Les investissements verts compris dans les plans de relance de quinze grands pays représentent plus de 432 milliards de dollars (341 milliards d’euros), dont la moitié devrait être allouée dès cette année selon une étude de la banque HSBC : après les doutes liés à la crise, les actions commencent enfin à porter leurs fruits. Les différentes mesures mises en place depuis plusieurs années entrent également en ligne de compte : le cabinet de conseil Boston Consulting group estime que le Grenelle de l’environnement devrait déboucher, en France, sur 450 milliards d’euros d’activités économiques d’ici à 2020. Par ailleurs, de nouveaux comportements, plus responsables, émergent à la faveur de la crise.

Faute de voir rapidement les effets de leurs investissements, de nombreux actionnaires se sont détournés, au plus fort de la crise, des valeurs liées à l’environnement. Les technologies exigent des temps de développement particulièrement longs, mais font l’objet d’un soutien fort de la part des différents gouvernements, entre les moyens financiers levés en faveur de la relance et les actions plus classiques tels que les concours, appels d’offres ou mesures fiscales.

198 milliards de dollars ont été mobilisés par la Chine dans ce domaine, où 34 % des fonds dédiés à la relance sont alloués à l’environnement : les pays émergents, potentiels marchés, s’engagent également dans de domaine.
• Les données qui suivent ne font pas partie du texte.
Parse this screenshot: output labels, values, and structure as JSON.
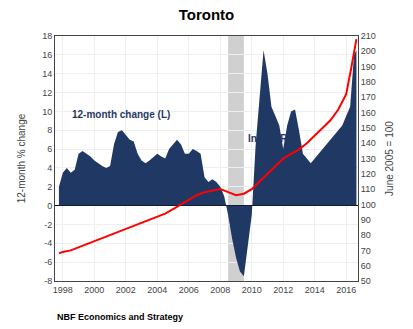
{
  "chart_data": {
    "type": "area",
    "title": "Toronto",
    "ylabel": "12-month % change",
    "y2label": "June 2005 = 100",
    "footnote": "NBF Economics and Strategy",
    "annotations": [
      "12-month change (L)",
      "Index (R)"
    ],
    "grid": true,
    "shading": [
      {
        "x0": 2008.5,
        "x1": 2009.5,
        "color": "#C8C8C8"
      }
    ],
    "xlim": [
      1997.5,
      2016.75
    ],
    "xticks": [
      1998,
      2000,
      2002,
      2004,
      2006,
      2008,
      2010,
      2012,
      2014,
      2016
    ],
    "ylim": [
      -8,
      18
    ],
    "yticks": [
      -8,
      -6,
      -4,
      -2,
      0,
      2,
      4,
      6,
      8,
      10,
      12,
      14,
      16,
      18
    ],
    "y2lim": [
      50,
      210
    ],
    "y2ticks": [
      50,
      60,
      70,
      80,
      90,
      100,
      110,
      120,
      130,
      140,
      150,
      160,
      170,
      180,
      190,
      200,
      210
    ],
    "series": [
      {
        "type": "area",
        "color": "#1F3864",
        "x": [
          1997.75,
          1998.0,
          1998.25,
          1998.5,
          1998.75,
          1999.0,
          1999.25,
          1999.5,
          1999.75,
          2000.0,
          2000.25,
          2000.5,
          2000.75,
          2001.0,
          2001.25,
          2001.5,
          2001.75,
          2002.0,
          2002.25,
          2002.5,
          2002.75,
          2003.0,
          2003.25,
          2003.5,
          2003.75,
          2004.0,
          2004.25,
          2004.5,
          2004.75,
          2005.0,
          2005.25,
          2005.5,
          2005.75,
          2006.0,
          2006.25,
          2006.5,
          2006.75,
          2007.0,
          2007.25,
          2007.5,
          2007.75,
          2008.0,
          2008.25,
          2008.5,
          2008.75,
          2009.0,
          2009.25,
          2009.5,
          2009.75,
          2010.0,
          2010.25,
          2010.5,
          2010.75,
          2011.0,
          2011.25,
          2011.5,
          2011.75,
          2012.0,
          2012.25,
          2012.5,
          2012.75,
          2013.0,
          2013.25,
          2013.5,
          2013.75,
          2014.0,
          2014.25,
          2014.5,
          2014.75,
          2015.0,
          2015.25,
          2015.5,
          2015.75,
          2016.0,
          2016.25,
          2016.5,
          2016.65
        ],
        "values": [
          2.0,
          3.5,
          4.0,
          3.5,
          3.8,
          5.5,
          5.8,
          5.5,
          5.2,
          4.8,
          4.5,
          4.2,
          4.0,
          4.2,
          6.5,
          7.8,
          8.0,
          7.5,
          7.0,
          6.8,
          5.5,
          4.8,
          4.5,
          4.8,
          5.2,
          5.5,
          5.2,
          5.0,
          6.0,
          6.5,
          7.0,
          6.5,
          5.5,
          5.5,
          6.0,
          5.8,
          5.5,
          3.0,
          2.5,
          2.8,
          2.5,
          2.0,
          1.0,
          -1.0,
          -3.5,
          -5.5,
          -7.0,
          -7.5,
          -4.0,
          -1.0,
          6.5,
          11.5,
          16.5,
          14.0,
          10.5,
          9.5,
          8.5,
          6.0,
          8.5,
          10.0,
          10.2,
          8.0,
          5.5,
          5.0,
          4.5,
          5.0,
          5.5,
          6.0,
          6.5,
          7.0,
          7.5,
          8.0,
          8.5,
          9.5,
          10.5,
          16.0,
          16.5
        ]
      },
      {
        "type": "line",
        "color": "#FF0000",
        "axis": "y2",
        "x": [
          1997.75,
          1998.0,
          1998.5,
          1999.0,
          1999.5,
          2000.0,
          2000.5,
          2001.0,
          2001.5,
          2002.0,
          2002.5,
          2003.0,
          2003.5,
          2004.0,
          2004.5,
          2005.0,
          2005.5,
          2006.0,
          2006.5,
          2007.0,
          2007.5,
          2008.0,
          2008.5,
          2009.0,
          2009.5,
          2010.0,
          2010.5,
          2011.0,
          2011.5,
          2012.0,
          2012.5,
          2013.0,
          2013.5,
          2014.0,
          2014.5,
          2015.0,
          2015.5,
          2016.0,
          2016.3,
          2016.65
        ],
        "values": [
          68,
          69,
          70,
          72,
          74,
          76,
          78,
          80,
          82,
          84,
          86,
          88,
          90,
          92,
          94,
          97,
          100,
          103,
          106,
          108,
          109,
          110,
          108,
          106,
          107,
          110,
          115,
          120,
          125,
          130,
          133,
          136,
          140,
          145,
          150,
          155,
          162,
          172,
          188,
          208
        ]
      }
    ]
  }
}
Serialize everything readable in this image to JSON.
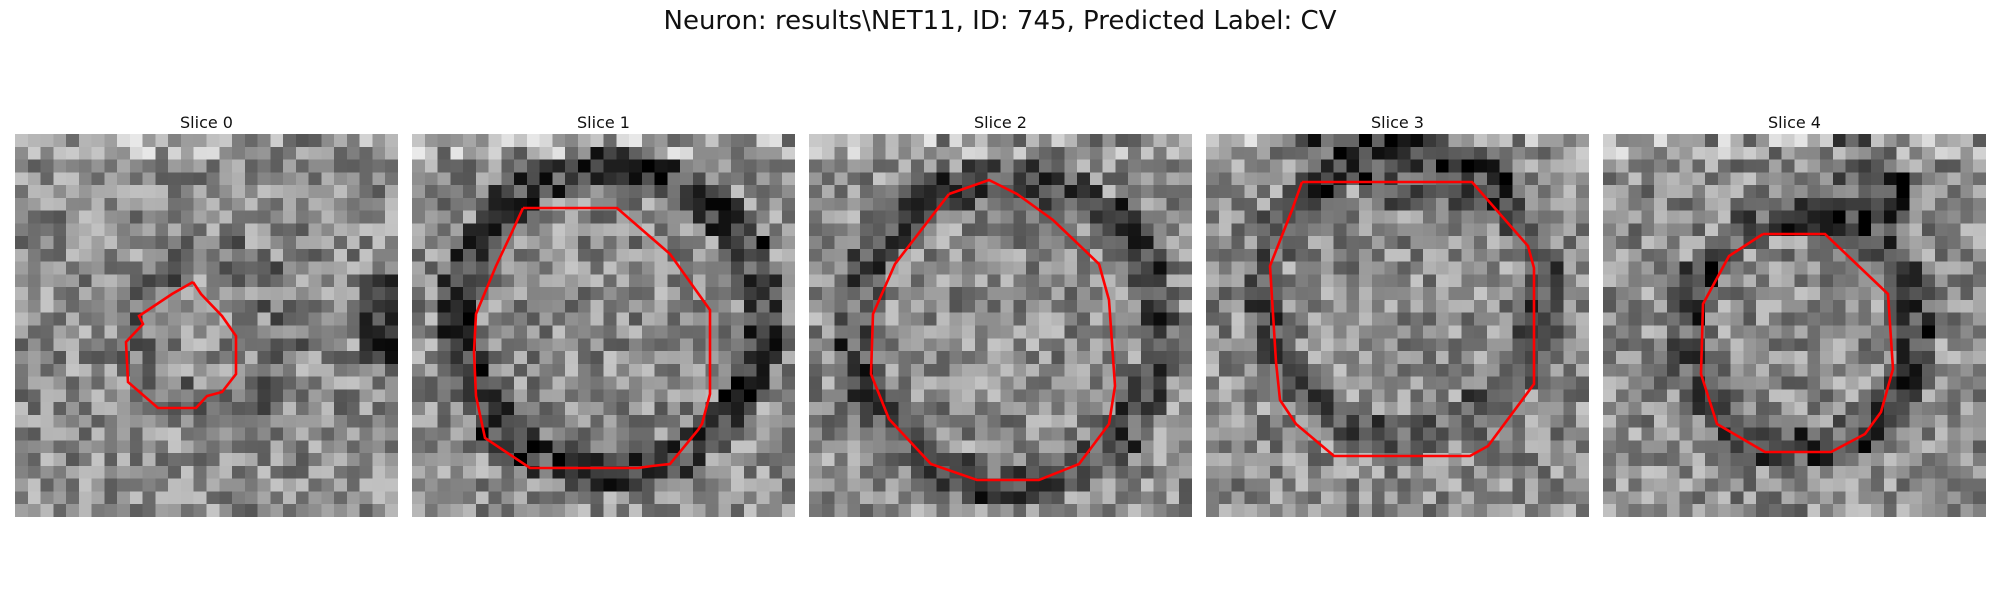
{
  "figure": {
    "title": "Neuron: results\\NET11, ID: 745, Predicted Label: CV"
  },
  "panels": [
    {
      "title": "Slice 0",
      "contour_color": "#ff0000"
    },
    {
      "title": "Slice 1",
      "contour_color": "#ff0000"
    },
    {
      "title": "Slice 2",
      "contour_color": "#ff0000"
    },
    {
      "title": "Slice 3",
      "contour_color": "#ff0000"
    },
    {
      "title": "Slice 4",
      "contour_color": "#ff0000"
    }
  ],
  "colormap": "gray"
}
L’impact de la multiplication des normes et règlements influe également sur la tenue des valeurs vertes : pas moins de  250 nouvelles réglementations ou politiques ont vu le jour depuis juillet 2008 à travers le globe.

Une évolution des comportements

Des difficultés de financement subsistent toutefois, les grands groupes bénéficiant d’une prime à la notoriété et aux partenariats : « il est clair que des sociétés comme EDF EN et Séchilienne Sidec devraient plutôt mieux tirer leur épingle du jeu du fait de leur surface financière, de leur présence internationale et d’un actionnariat qui peut être bénéfique en termes d’image, surtout pour EDF EN », indique aux Echos Jean-François Granjon, analyste chez Oddo Securities. Séchilienne Sidec maintient son projet d’implantation d’une centrale solaire dans chaque région en trois ans, le spécialiste de l’éolien Vestas poursuit sa progression malgré de récentes coupes sur l’emploi, et Poweo, dont l’objectif est de produire à terme 25 % d’énergie d’origine renouvelable, pourrait bénéficier de la montée de l’autrichien Verbund dans son capital.

Le passage au vert engagé par les consommateurs devrait également profiter aux firmes du secteur, la crise confortant l’installation de comportements plus responsables et davantage portés sur le « mieux consommer » que l’objectif de consommer toujours plus. Cette philosophie est confirmée par l’enquête Greendex menée dans dix-sept pays : 53 % des consommateurs se disent concernés par l’environnement. Dans le domaine des installations, les nombreux crédits d’impôts et avantages fiscaux liés aux équipements verts permet de concilier finances et environnement, une dualité qui semble essentielle pour réussir cette montée en puissance d’une attitude tournée vers les économies d’énergie et l’environnement.

L’introduction en Bourse, mi-mai, de CPC Solabios, une PME spécialisée dans l’installation de toits solaires, constitue un exemple probant de ce retour en grâce des valeurs vertes.